Monday, April 30, 2007

Change in the Air???

Encouraging signs have been emanating from the Middle East. Indications suggest that two of the destabilising forces in the region could be on the verge of losing their leaders. It would appear that the pressure is really starting to grow on both Olmert and Ahmadinejad from within their own countries. In Olmert's case it is hard to see how he can continue to hold on to power much longer. Already embroiled in corruption scandals, he has now been accused of incompetence in the Winograd Report. For Ahmadinejad, the forces of the opposition are starting to gain momentum and his disastrous policies look likely to seal his fate.

The Winograd Report, put together by a government appointed committee looking into the second Lebanon war, has been scathing of Olmert's handling of the crisis. The partial report accuses Olmert of "severe failure" in exercising judgment, responsibility and caution during the outset of the war. According to the report, Olmert acted hastily in leading Israel to war without a comprehensive plan. He was also criticised for failing to consult military experts before rushing into war. From Haaretz:

"The prime minister made up his mind hastily, despite the fact that no detailed military plan was submitted to him and without asking for one," the report said. "He made his decision without systematic consultation with others, especially outside the IDF, despite not having experience in external-political and military affairs."

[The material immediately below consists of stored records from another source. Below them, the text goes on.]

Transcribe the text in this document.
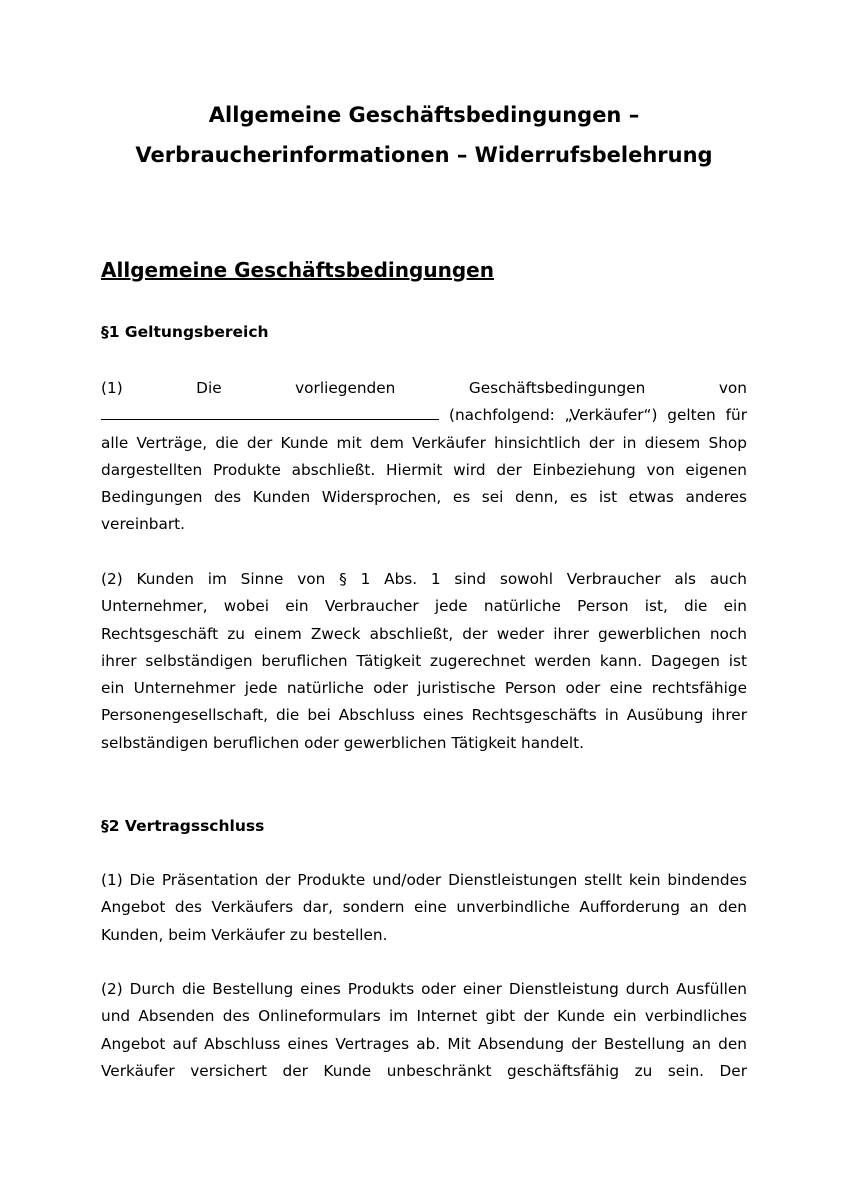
Allgemeine Geschäftsbedingungen –
Verbraucherinformationen – Widerrufsbelehrung
Allgemeine Geschäftsbedingungen
§1 Geltungsbereich
(1)	Die	vorliegenden	Geschäftsbedingungen	von
(nachfolgend: „Verkäufer“) gelten für
alle Verträge, die der Kunde mit dem Verkäufer hinsichtlich der in diesem Shop
dargestellten Produkte abschließt. Hiermit wird der Einbeziehung von eigenen
Bedingungen des Kunden Widersprochen, es sei denn, es ist etwas anderes
vereinbart.
(2) Kunden im Sinne von § 1 Abs. 1 sind sowohl Verbraucher als auch
Unternehmer, wobei ein Verbraucher jede natürliche Person ist, die ein
Rechtsgeschäft zu einem Zweck abschließt, der weder ihrer gewerblichen noch
ihrer selbständigen beruflichen Tätigkeit zugerechnet werden kann. Dagegen ist
ein Unternehmer jede natürliche oder juristische Person oder eine rechtsfähige
Personengesellschaft, die bei Abschluss eines Rechtsgeschäfts in Ausübung ihrer
selbständigen beruflichen oder gewerblichen Tätigkeit handelt.
§2 Vertragsschluss
(1) Die Präsentation der Produkte und/oder Dienstleistungen stellt kein bindendes
Angebot des Verkäufers dar, sondern eine unverbindliche Aufforderung an den
Kunden, beim Verkäufer zu bestellen.
(2) Durch die Bestellung eines Produkts oder einer Dienstleistung durch Ausfüllen
und Absenden des Onlineformulars im Internet gibt der Kunde ein verbindliches
Angebot auf Abschluss eines Vertrages ab. Mit Absendung der Bestellung an den
Verkäufer versichert der Kunde unbeschränkt geschäftsfähig zu sein. Der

Olmert was also censured for failing to "adapt his plans once it became clear that the assumptions and expectations of Israel's actions were not realistic and were not materializing."

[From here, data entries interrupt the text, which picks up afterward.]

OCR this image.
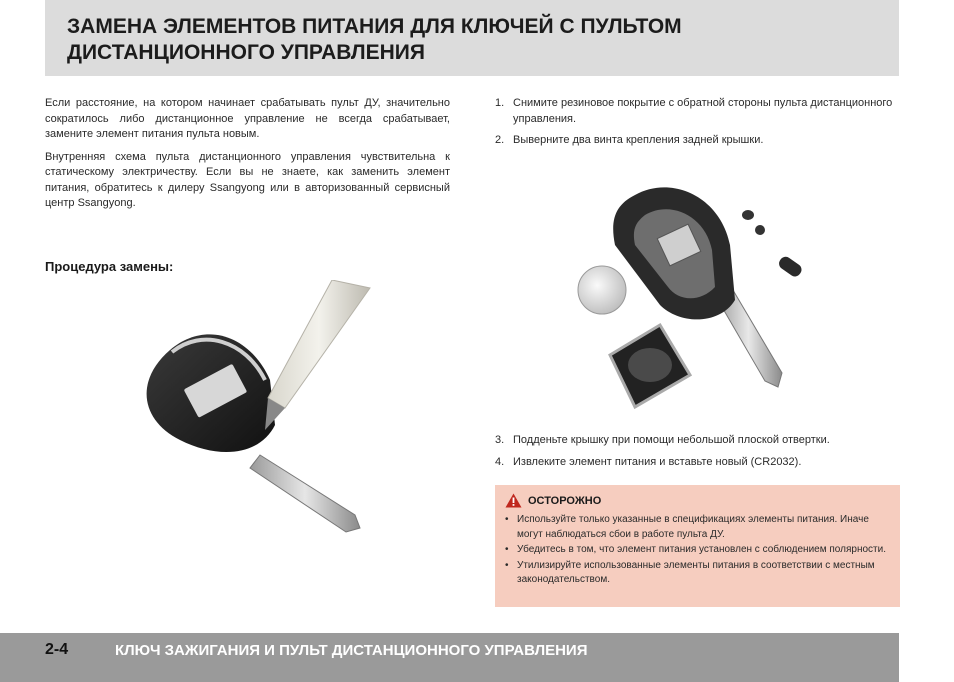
ЗАМЕНА ЭЛЕМЕНТОВ ПИТАНИЯ ДЛЯ КЛЮЧЕЙ С ПУЛЬТОМ
ДИСТАНЦИОННОГО УПРАВЛЕНИЯ

Если расстояние, на котором начинает срабатывать пульт ДУ, значительно сократилось либо дистанционное управление не всегда срабатывает, замените элемент питания пульта новым.

Внутренняя схема пульта дистанционного управления чувствительна к статическому электричеству. Если вы не знаете, как заменить элемент питания, обратитесь к дилеру Ssangyong или в авторизованный сервисный центр Ssangyong.

Процедура замены:
1. Снимите резиновое покрытие с обратной стороны пульта дистанционного управления.
2. Выверните два винта крепления задней крышки.
3. Подденьте крышку при помощи небольшой плоской отвертки.
4. Извлеките элемент питания и вставьте новый (CR2032).
ОСТОРОЖНО
• Используйте только указанные в спецификациях элементы питания. Иначе могут наблюдаться сбои в работе пульта ДУ.
• Убедитесь в том, что элемент питания установлен с соблюдением полярности.
• Утилизируйте использованные элементы питания в соответствии с местным законодательством.
2-4	КЛЮЧ ЗАЖИГАНИЯ И ПУЛЬТ ДИСТАНЦИОННОГО УПРАВЛЕНИЯ
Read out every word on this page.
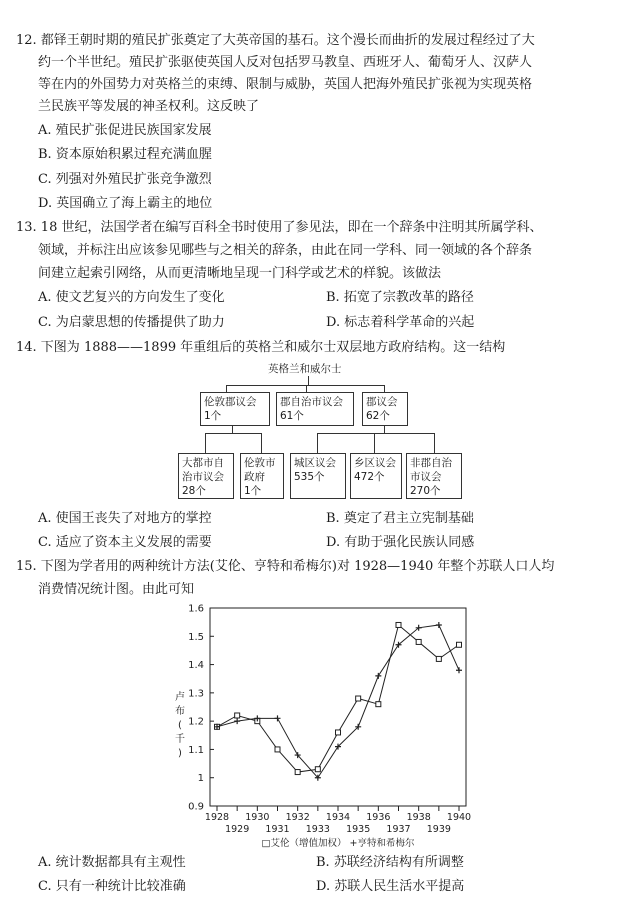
12. 都铎王朝时期的殖民扩张奠定了大英帝国的基石。这个漫长而曲折的发展过程经过了大
约一个半世纪。殖民扩张驱使英国人反对包括罗马教皇、西班牙人、葡萄牙人、汉萨人
等在内的外国势力对英格兰的束缚、限制与威胁，英国人把海外殖民扩张视为实现英格
兰民族平等发展的神圣权利。这反映了
A. 殖民扩张促进民族国家发展
B. 资本原始积累过程充满血腥
C. 列强对外殖民扩张竞争激烈
D. 英国确立了海上霸主的地位
13. 18 世纪，法国学者在编写百科全书时使用了参见法，即在一个辞条中注明其所属学科、
领域，并标注出应该参见哪些与之相关的辞条，由此在同一学科、同一领域的各个辞条
间建立起索引网络，从而更清晰地呈现一门科学或艺术的样貌。该做法
A. 使文艺复兴的方向发生了变化	B. 拓宽了宗教改革的路径
C. 为启蒙思想的传播提供了助力	D. 标志着科学革命的兴起
14. 下图为 1888——1899 年重组后的英格兰和威尔士双层地方政府结构。这一结构
英格兰和威尔士
伦敦郡议会
1个
郡自治市议会
61个
郡议会
62个
大都市自
治市议会
28个
伦敦市
政府
1个
城区议会
535个
乡区议会
472个
非郡自治
市议会
270个
A. 使国王丧失了对地方的掌控	B. 奠定了君主立宪制基础
C. 适应了资本主义发展的需要	D. 有助于强化民族认同感
15. 下图为学者用的两种统计方法(艾伦、亨特和希梅尔)对 1928—1940 年整个苏联人口人均
消费情况统计图。由此可知
0.9
1
1.1
1.2
1.3
1.4
1.5
1.6
卢
布
(
千
)
1928 1930 1932 1934 1936 1938 1940
1929 1931 1933 1935 1937 1939
□艾伦（增值加权） +亨特和希梅尔
A. 统计数据都具有主观性	B. 苏联经济结构有所调整
C. 只有一种统计比较准确	D. 苏联人民生活水平提高
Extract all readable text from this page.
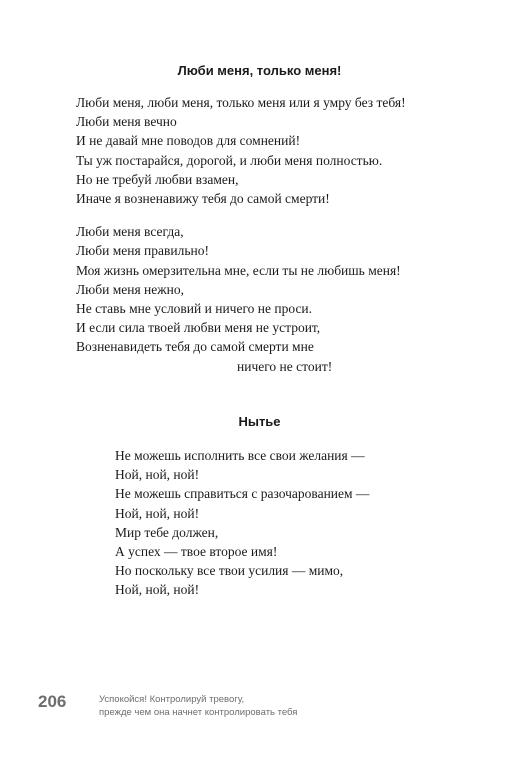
Люби меня, только меня!
Люби меня, люби меня, только меня или я умру без тебя!
Люби меня вечно
И не давай мне поводов для сомнений!
Ты уж постарайся, дорогой, и люби меня полностью.
Но не требуй любви взамен,
Иначе я возненавижу тебя до самой смерти!
Люби меня всегда,
Люби меня правильно!
Моя жизнь омерзительна мне, если ты не любишь меня!
Люби меня нежно,
Не ставь мне условий и ничего не проси.
И если сила твоей любви меня не устроит,
Возненавидеть тебя до самой смерти мне
ничего не стоит!
Нытье
Не можешь исполнить все свои желания —
Ной, ной, ной!
Не можешь справиться с разочарованием —
Ной, ной, ной!
Мир тебе должен,
А успех — твое второе имя!
Но поскольку все твои усилия — мимо,
Ной, ной, ной!
206	Успокойся! Контролируй тревогу,
прежде чем она начнет контролировать тебя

"All of these," the report said, "add up to a serious failure in exercising judgment, responsibility and prudence." [my emphasis]

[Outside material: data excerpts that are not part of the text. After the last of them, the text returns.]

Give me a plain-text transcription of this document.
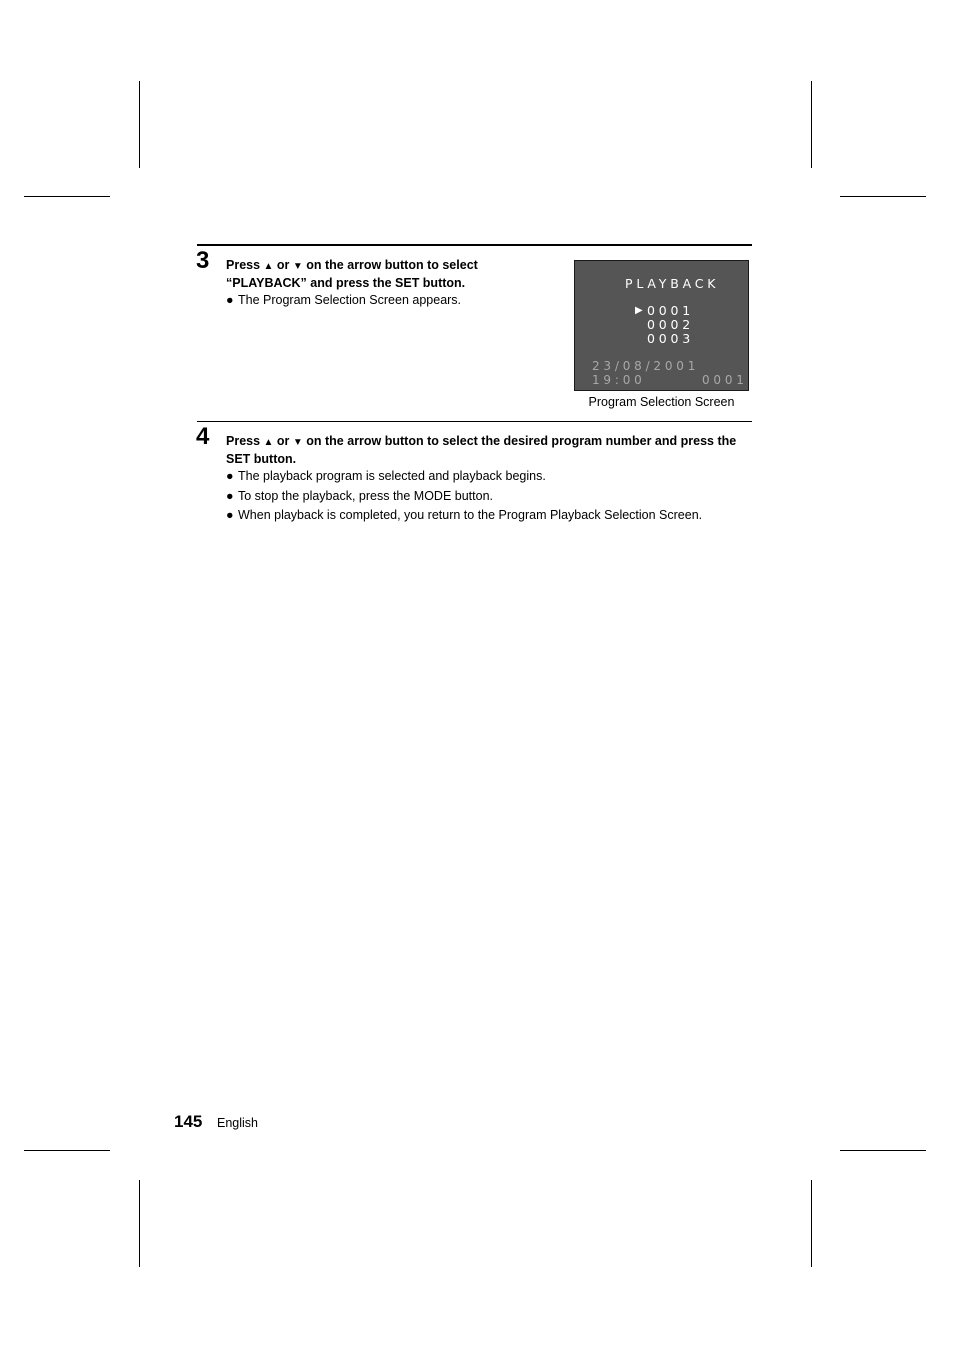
3 Press ▲ or ▼ on the arrow button to select
“PLAYBACK” and press the SET button.

● The Program Selection Screen appears.
PLAYBACK
▶ 0001
0002
0003
23/08/2001
19:00	0001
Program Selection Screen
4 Press ▲ or ▼ on the arrow button to select the desired program number and press the
SET button.

● The playback program is selected and playback begins.
● To stop the playback, press the MODE button.
● When playback is completed, you return to the Program Playback Selection Screen.
145 English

Despite the strong criticisms levelled at Olmert, he is refusing to stand down. In a live television address, he said:

"It would not be correct to resign and I have no intention of resigning."
Luckily, Olmert has some friends in very high places. In response to the report, Tony Snow claimed that George W Bush:
"works very closely with Prime Minister Olmert, and thinks that he's essential in working toward a two-state solution. The president remains committed to it."
Of course, the war with Lebanon had the full backing of Bush and Blair, who refused to call for a ceasefire as innocent people were killed in the ongoing conflict.
Despite this backing, it seems clear that the pressure is going to mount on Olmert until the inevitable occurs. The families of those who died will clearly need some serious questions answered by Olmert. What with this report, and the ongoing corruption scandals, it looks like time is running out for Ehud Olmert.
As for Ahlmadinejad, it also looks like the end is near for the West's favourite bogey man. According to a report in today's Guardian:
A grand coalition of anti-government forces is planning a second Iranian revolution via the ballot box to deny President Mahmoud Ahmadinejad another term in office and break the grip of what they call the "militia state" on public life and personal freedom.
It would appear that opposition forces are coming together to ensure that his reign collapses sooner rather than later. Centred on the former president, Mohammad Khatami , the opposition intends to capitalise on the President's growing unpopularity to win control of the Majlis in the upcoming general elections. According to opposition spokesmen, the goal is to:
bring down the fundamentalist regime by democratic means, transform Iran into a "normal country", and obviate the need for any military or other US and western intervention.
And that is the key. The change that is necessary can be achieved without intervention from the West. In fact, it is very likely that any moves by the West will lead to a very hostile response by the Iranian people and a subsequent rise in support for Ahmadinejad's hardline policies. Given the West's background in the region, through support of the Shah, the Iranian people are very wary of Western influence and any attempts to influence the country should be resisted at all costs. Despite the eagerness of Bush and Blair to see another bombing campaign in which hundreds of thousands of people will die, the best solution is to allow the natural progression of Iranian politics to bring about a softening in rhetoric. Intervention is not the answer to the problem.
With the growth of opposition movements in Israel and Iran, there is hope that the end of days is coming for two leaders who have done much to damage their countries in the eyes of the world. It is hard to be optimistic in this part of the world, but maybe there is a glimmer of optimism amongst the darkness.